Face à l’étendue du problème, il est plus que jamais nécessaire pour les pays de collaborer en impliquant un maximum de leurs parties prenantes - en France, cela se matérialise notamment par l’entraide européenne. Le plastique est un combat commun qui implique de gros investissements matériels, financiers et humains pour son traitement, son recyclage et sa réutilisation (installations déchets, systèmes de collecte,...). De tels efforts peuvent être parfois difficiles à entreprendre pour un seul pays ou entreprise. Grâce à une collaboration étroite avec l’Allemagne qui collecte les déchets plastiques utilisés pour les dalles TTE auprès de ses ménages via le système DUAL, il a ainsi été possible de revaloriser plus de 15 000 tonnes d’emballages plastiques au sein de l’UE en 2021 dont un tiers sur le territoire français seul.

Cette forte dimension européenne a révélé son importance en 2018 lorsque la Chine a modifié son cahier des charges d’import de déchets plastiques afin d’exclure la très grande majorité des exportations des pays occidentaux dont le G7. Beaucoup d’autres pays asiatiques avaient alors suivi le mouvement, comme la Malaisie ou la Thaïlande, afin de mettre un terme à leur statut de “poubelle du monde”. Cette crise des débouchés pour les matières plastiques jetables souligne le manque cruel d’organisation des pays occidentaux, et donc, la nécessité de trouver des solutions avant tout locales.
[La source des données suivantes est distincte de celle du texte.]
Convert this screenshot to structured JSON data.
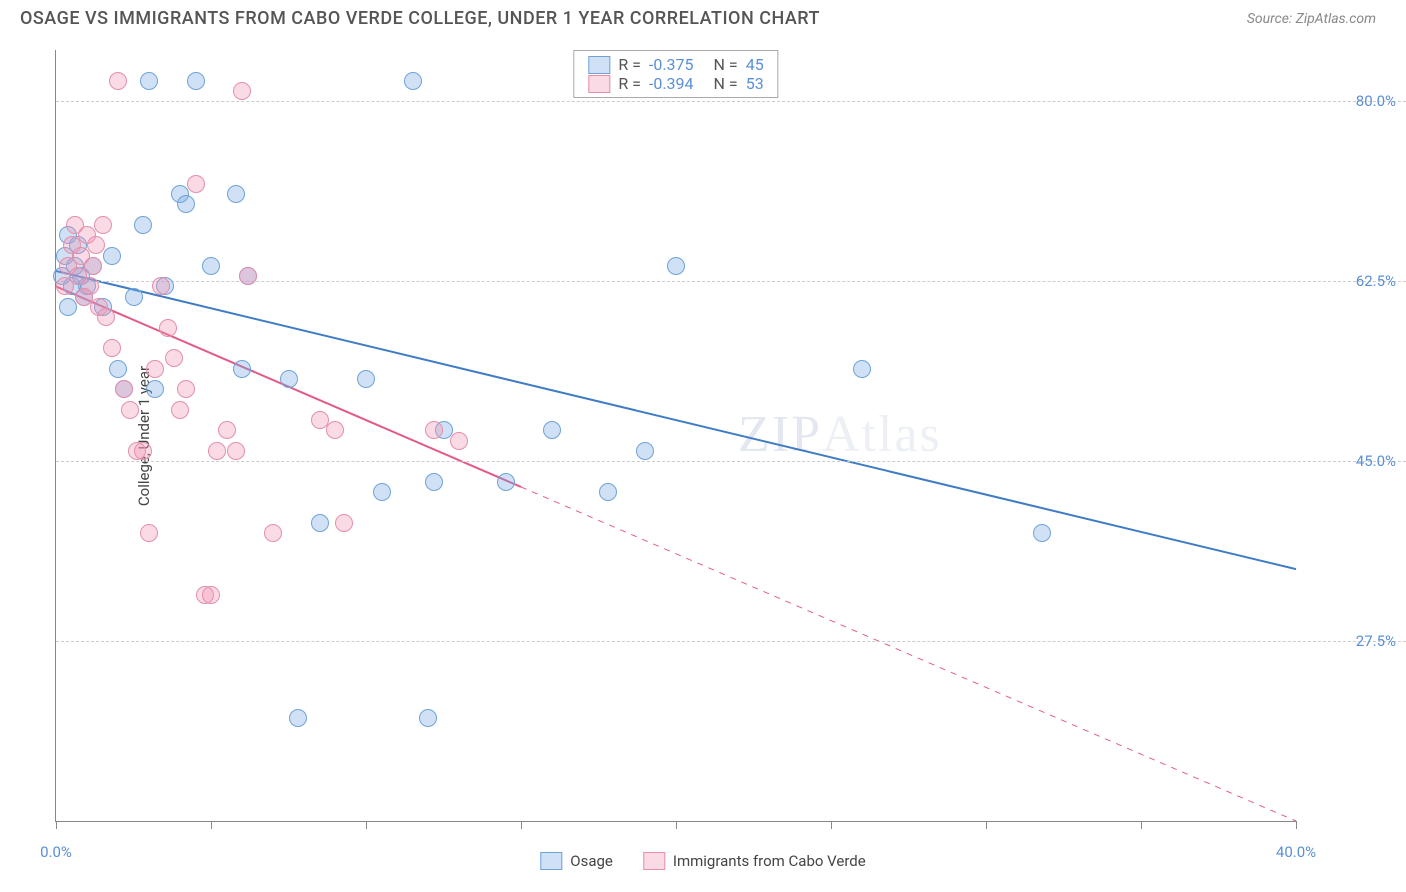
{
  "title": "OSAGE VS IMMIGRANTS FROM CABO VERDE COLLEGE, UNDER 1 YEAR CORRELATION CHART",
  "source": "Source: ZipAtlas.com",
  "y_axis_label": "College, Under 1 year",
  "watermark": {
    "bold": "ZIP",
    "light": "Atlas"
  },
  "chart": {
    "type": "scatter",
    "background_color": "#ffffff",
    "grid_color": "#cccccc",
    "xlim": [
      0,
      40
    ],
    "ylim": [
      10,
      85
    ],
    "x_ticks": [
      0,
      5,
      10,
      15,
      20,
      25,
      30,
      35,
      40
    ],
    "x_tick_labels": {
      "0": "0.0%",
      "40": "40.0%"
    },
    "y_ticks": [
      27.5,
      45.0,
      62.5,
      80.0
    ],
    "y_tick_labels": [
      "27.5%",
      "45.0%",
      "62.5%",
      "80.0%"
    ],
    "point_radius": 9,
    "point_border_width": 1.2,
    "series": [
      {
        "name": "Osage",
        "fill_color": "rgba(120,170,225,0.35)",
        "stroke_color": "#6fa3d8",
        "R": "-0.375",
        "N": "45",
        "trend": {
          "x1": 0,
          "y1": 63.5,
          "x2": 40,
          "y2": 34.5,
          "solid_until_x": 40,
          "color": "#3f7cc4",
          "width": 2
        },
        "points": [
          [
            0.2,
            63
          ],
          [
            0.3,
            65
          ],
          [
            0.4,
            67
          ],
          [
            0.4,
            60
          ],
          [
            0.5,
            62
          ],
          [
            0.6,
            64
          ],
          [
            0.7,
            66
          ],
          [
            0.8,
            63
          ],
          [
            0.9,
            61
          ],
          [
            1.0,
            62
          ],
          [
            1.2,
            64
          ],
          [
            1.5,
            60
          ],
          [
            1.8,
            65
          ],
          [
            2.0,
            54
          ],
          [
            2.2,
            52
          ],
          [
            2.5,
            61
          ],
          [
            2.8,
            68
          ],
          [
            3.0,
            82
          ],
          [
            3.2,
            52
          ],
          [
            3.5,
            62
          ],
          [
            4.0,
            71
          ],
          [
            4.2,
            70
          ],
          [
            4.5,
            82
          ],
          [
            5.0,
            64
          ],
          [
            5.8,
            71
          ],
          [
            6.0,
            54
          ],
          [
            6.2,
            63
          ],
          [
            7.5,
            53
          ],
          [
            7.8,
            20
          ],
          [
            8.5,
            39
          ],
          [
            10.0,
            53
          ],
          [
            10.5,
            42
          ],
          [
            11.5,
            82
          ],
          [
            12.0,
            20
          ],
          [
            12.2,
            43
          ],
          [
            12.5,
            48
          ],
          [
            14.5,
            43
          ],
          [
            16.0,
            48
          ],
          [
            17.8,
            42
          ],
          [
            19.0,
            46
          ],
          [
            20.0,
            64
          ],
          [
            26.0,
            54
          ],
          [
            31.8,
            38
          ]
        ]
      },
      {
        "name": "Immigrants from Cabo Verde",
        "fill_color": "rgba(240,150,180,0.35)",
        "stroke_color": "#e58fab",
        "R": "-0.394",
        "N": "53",
        "trend": {
          "x1": 0,
          "y1": 62,
          "x2": 40,
          "y2": 10,
          "solid_until_x": 15,
          "color": "#e15a8a",
          "width": 2
        },
        "points": [
          [
            0.3,
            62
          ],
          [
            0.4,
            64
          ],
          [
            0.5,
            66
          ],
          [
            0.6,
            68
          ],
          [
            0.7,
            63
          ],
          [
            0.8,
            65
          ],
          [
            0.9,
            61
          ],
          [
            1.0,
            67
          ],
          [
            1.1,
            62
          ],
          [
            1.2,
            64
          ],
          [
            1.3,
            66
          ],
          [
            1.4,
            60
          ],
          [
            1.5,
            68
          ],
          [
            1.6,
            59
          ],
          [
            1.8,
            56
          ],
          [
            2.0,
            82
          ],
          [
            2.2,
            52
          ],
          [
            2.4,
            50
          ],
          [
            2.6,
            46
          ],
          [
            2.8,
            46
          ],
          [
            3.0,
            38
          ],
          [
            3.2,
            54
          ],
          [
            3.4,
            62
          ],
          [
            3.6,
            58
          ],
          [
            3.8,
            55
          ],
          [
            4.0,
            50
          ],
          [
            4.2,
            52
          ],
          [
            4.5,
            72
          ],
          [
            4.8,
            32
          ],
          [
            5.0,
            32
          ],
          [
            5.2,
            46
          ],
          [
            5.5,
            48
          ],
          [
            5.8,
            46
          ],
          [
            6.0,
            81
          ],
          [
            6.2,
            63
          ],
          [
            7.0,
            38
          ],
          [
            8.5,
            49
          ],
          [
            9.0,
            48
          ],
          [
            9.3,
            39
          ],
          [
            12.2,
            48
          ],
          [
            13.0,
            47
          ]
        ]
      }
    ]
  },
  "legend_labels": {
    "r": "R =",
    "n": "N ="
  },
  "bottom_legend": [
    "Osage",
    "Immigrants from Cabo Verde"
  ]
}
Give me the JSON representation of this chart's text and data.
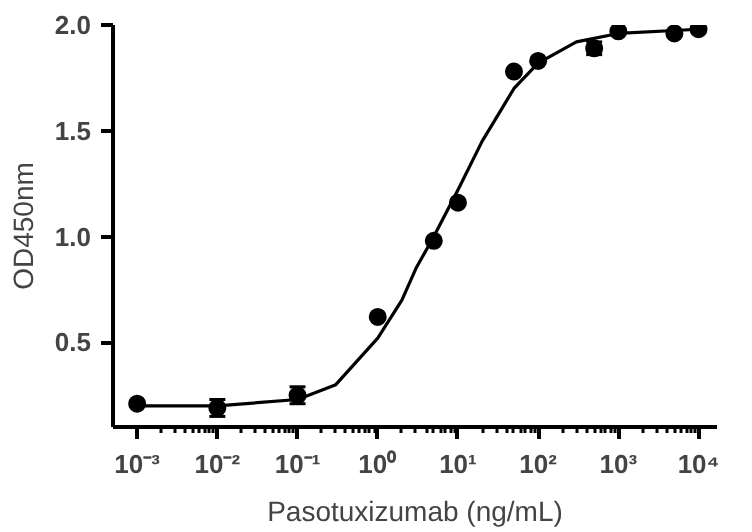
{
  "chart_data": {
    "type": "scatter",
    "xlabel": "Pasotuxizumab (ng/mL)",
    "ylabel": "OD450nm",
    "log": "x",
    "xlim": [
      0.0005,
      17000
    ],
    "ylim": [
      0.1,
      2.0
    ],
    "xticks": [
      {
        "value": 0.001,
        "label": "10⁻³"
      },
      {
        "value": 0.01,
        "label": "10⁻²"
      },
      {
        "value": 0.1,
        "label": "10⁻¹"
      },
      {
        "value": 1,
        "label": "10⁰"
      },
      {
        "value": 10,
        "label": "10¹"
      },
      {
        "value": 100,
        "label": "10²"
      },
      {
        "value": 1000,
        "label": "10³"
      },
      {
        "value": 10000,
        "label": "10⁴"
      }
    ],
    "yticks": [
      0.5,
      {
        "value": 1,
        "label": "1.0"
      },
      1.5,
      {
        "value": 2,
        "label": "2.0"
      }
    ],
    "grid": false,
    "marker": "circle",
    "series": [
      {
        "color": "#000000",
        "x": [
          0.001,
          0.01,
          0.1,
          1,
          5,
          10,
          50,
          100,
          500,
          1000,
          5000,
          10000
        ],
        "values": [
          0.21,
          0.19,
          0.25,
          0.62,
          0.98,
          1.16,
          1.78,
          1.83,
          1.89,
          1.97,
          1.96,
          1.98
        ],
        "errors": [
          null,
          0.04,
          0.04,
          null,
          null,
          null,
          null,
          null,
          0.03,
          null,
          null,
          null
        ]
      },
      {
        "type": "line",
        "color": "#000000",
        "line_style": "solid",
        "marker": "none",
        "x": [
          0.001,
          0.01,
          0.1,
          0.3,
          1,
          2,
          3,
          5,
          10,
          20,
          50,
          100,
          300,
          1000,
          10000
        ],
        "values": [
          0.2,
          0.2,
          0.23,
          0.3,
          0.52,
          0.7,
          0.85,
          1.0,
          1.22,
          1.45,
          1.7,
          1.82,
          1.92,
          1.96,
          1.98
        ]
      }
    ]
  }
}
En 2022, à l’aune d’une pénurie des matières premières, il est d’autant plus fondamental de travailler sur la souveraineté de nos systèmes de production, de consommation mais aussi de gestion des déchets.

Réinventer nos modes de consommation

Nous avons tous vu le prix de notre plein d’essence dangereusement augmenter récemment. Au-delà des questions politiques sous-jacentes à cette problématique, soulignons que c’est aussi parce que le pétrole se raréfie. Cette ressource fossile existe en stock limité sur notre planète, et pourtant c’est une substance vitale aujourd’hui à nos modes de vie et la matière première utilisée pour fabriquer le plastique. En surexploitant l’ensemble des ressources naturelles (dont les fossiles) à notre disposition, nous nous rapprochons toujours plus vite du Jour du Dépassement, date à laquelle l’humanité a déjà consommé les ressources que la nature peut renouveler en un an. Recycler et réutiliser l’existant, notamment quand celui-ci est fabriqué à partir de matières non-renouvelables, c’est contribuer à une gestion plus durable et à une utilisation rationnelle des ressources terrestres, un des ODD à l’agenda 2030, rappelons-le.

Ainsi, il est nécessaire de réinventer globalement nos modes de consommation et de production. La vision de beaucoup d’entreprises comme la nôtre, mais aussi de plus en plus de citoyens à travers le monde, est qu’il faut révolutionner notre modèle, sortir du paradigme linéaire pour entrer dans l’économie circulaire. Nous ne nous débarrasserons pas de la pollution plastique, et donc de son impact sur l’océan et sur le réchauffement climatique, sans volonté de se libérer du tout jetable. La circularité, c’est prendre en compte tout le cycle de vie du plastique, de sa production à sa réutilisation. Pour mettre en place des mesures au niveau mondial et s’attaquer au cœur du problème plastique, l’ONU a lancé début mars l’élaboration d’un traité international juridiquement contraignant. Son objectif ? Éliminer purement et simplement la pollution plastique de l’environnement.
 
1 L’entreprise accompagne depuis 2004 des collectivités et des entreprises sur des projets d’aménagements de sols perméables.